Patients with tracheostomy were less likely discharged at home but at hospital facilities or rehabilitative structures. Literature reported that almost 50% of patients with or after tracheostomy were discharged in long term care facilities while 20% of them were discharged at home. However, taking into account their complexity and potential vulnerability, patients with a tracheostomy were also at high risk for morbidity or unplanned readmissions16,17. In a study by Spataro et al. patients with tracheostomy had a 13% readmission rate due to tracheostomy-specific issue17. Interestingly in this study 35 patients were discharged with an armed cannula without the inner cannula. This may expose patients to different complications like the risk occlusion by mucus. According to this we suggest that patients who are discharged from ICU with tracheostomy should be carefully monitored and managed by healthcare professionals trained in the specific management of these patients.

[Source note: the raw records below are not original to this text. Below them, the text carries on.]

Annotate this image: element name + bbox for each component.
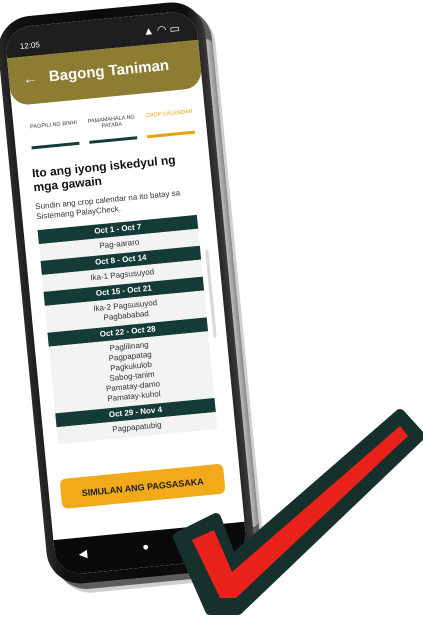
schedule-list[interactable]: Oct 1 - Oct 7 Pag-aararo Oct 8 - Oct 14 …: [37, 214, 218, 445]
status-icons: ▲◠▭: [143, 21, 184, 38]
step-label: PAMAMAHALA NG PATABA: [87, 114, 136, 130]
step-label: CROP CALENDAR: [145, 108, 193, 120]
week-block: Oct 22 - Oct 28 Paglilinang Pagpapatag P…: [47, 317, 215, 414]
status-time: 12:05: [19, 40, 41, 52]
battery-icon: ▭: [168, 22, 184, 36]
phone-mockup: 12:05 ▲◠▭ ← Bagong Taniman PAGPILI NG BI…: [0, 0, 259, 587]
arrow-left-icon[interactable]: ←: [22, 70, 37, 87]
step-crop-calendar[interactable]: CROP CALENDAR: [143, 108, 196, 139]
square-recents-icon[interactable]: ■: [204, 535, 212, 548]
start-farming-button[interactable]: SIMULAN ANG PAGSASAKA: [59, 463, 226, 510]
step-bar: [146, 130, 196, 139]
step-bar: [89, 136, 138, 144]
step-fertilizer-management[interactable]: PAMAMAHALA NG PATABA: [85, 114, 138, 144]
step-bar: [31, 141, 80, 150]
step-label: PAGPILI NG BINHI: [29, 119, 78, 131]
signal-icon: ▲: [142, 24, 158, 39]
triangle-back-icon[interactable]: ◀: [78, 547, 88, 561]
page-title: Bagong Taniman: [48, 56, 170, 86]
wifi-icon: ◠: [156, 23, 171, 37]
step-seed-selection[interactable]: PAGPILI NG BINHI: [27, 119, 80, 150]
stage: 12:05 ▲◠▭ ← Bagong Taniman PAGPILI NG BI…: [0, 0, 423, 620]
circle-home-icon[interactable]: ●: [142, 541, 150, 554]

Quality of life of patients with tracheostomy was severely compromised at 3–6 and 12 months when compared with patients without tracheostomy. The quality of life of tracheostomized patients after ICU discharge has been investigated in a limited number of studies including relatively few patients. According to Antonelli et al., tracheostomized patients had a moderate impairment of functional status18. Patients tracheostomized for acute respiratory failure had a poor functional status19. In the SETPOINT trial, stroke patients with tracheostomy had severely disability after 6 months20. Recently Vargas et al. reported that quality of life of tracheostomized patients was more compromised in patients with neurologic compared with respiratory disease4. Finally, patients with tracheostomy experienced more pain and discomfort when compared patients without tracheostomy. This is in line with the current data from the UK NKHS trust reporting that patients with tracheostomies have high levels of psychological distress and anxiety21.

Limitations

The present study suffers of some limitations. Firstly, an inhomogeneous population of critically ill patients was included in the study but representing the real-life clinical management. Secondly, the study was performed in Italian ICUs, thus limiting the generalizability of our data to other countries. However, they provide information about outcome critically ill patients admitted and tracheostomized in ICU. Thirdly, we did not compare tracheostomized patients with non-tracheostomized patients in ICU. However, an analysis was performed comparing patients with or without tracheostomy after ICU discharge in the follow-up period. Fourthly, despite comparing patients with and without tracheostomy at each follow-up regarding quality of life, disability, and discharge, we lacked data on tracheostomy in non-survivors at each time point, making impossible the assessment of tracheostomy as risk factor for mortality after ICU discharge.

Conclusions

In mechanically ventilated patients, elective tracheostomy is associated with high mortality increasing over time after ICU discharge, with poor quality of life, psychological distress, and difficult rehabilitation. SOFA score at the day of tracheostomy and age may have a decisional role for the choice to perform elective tracheostomy.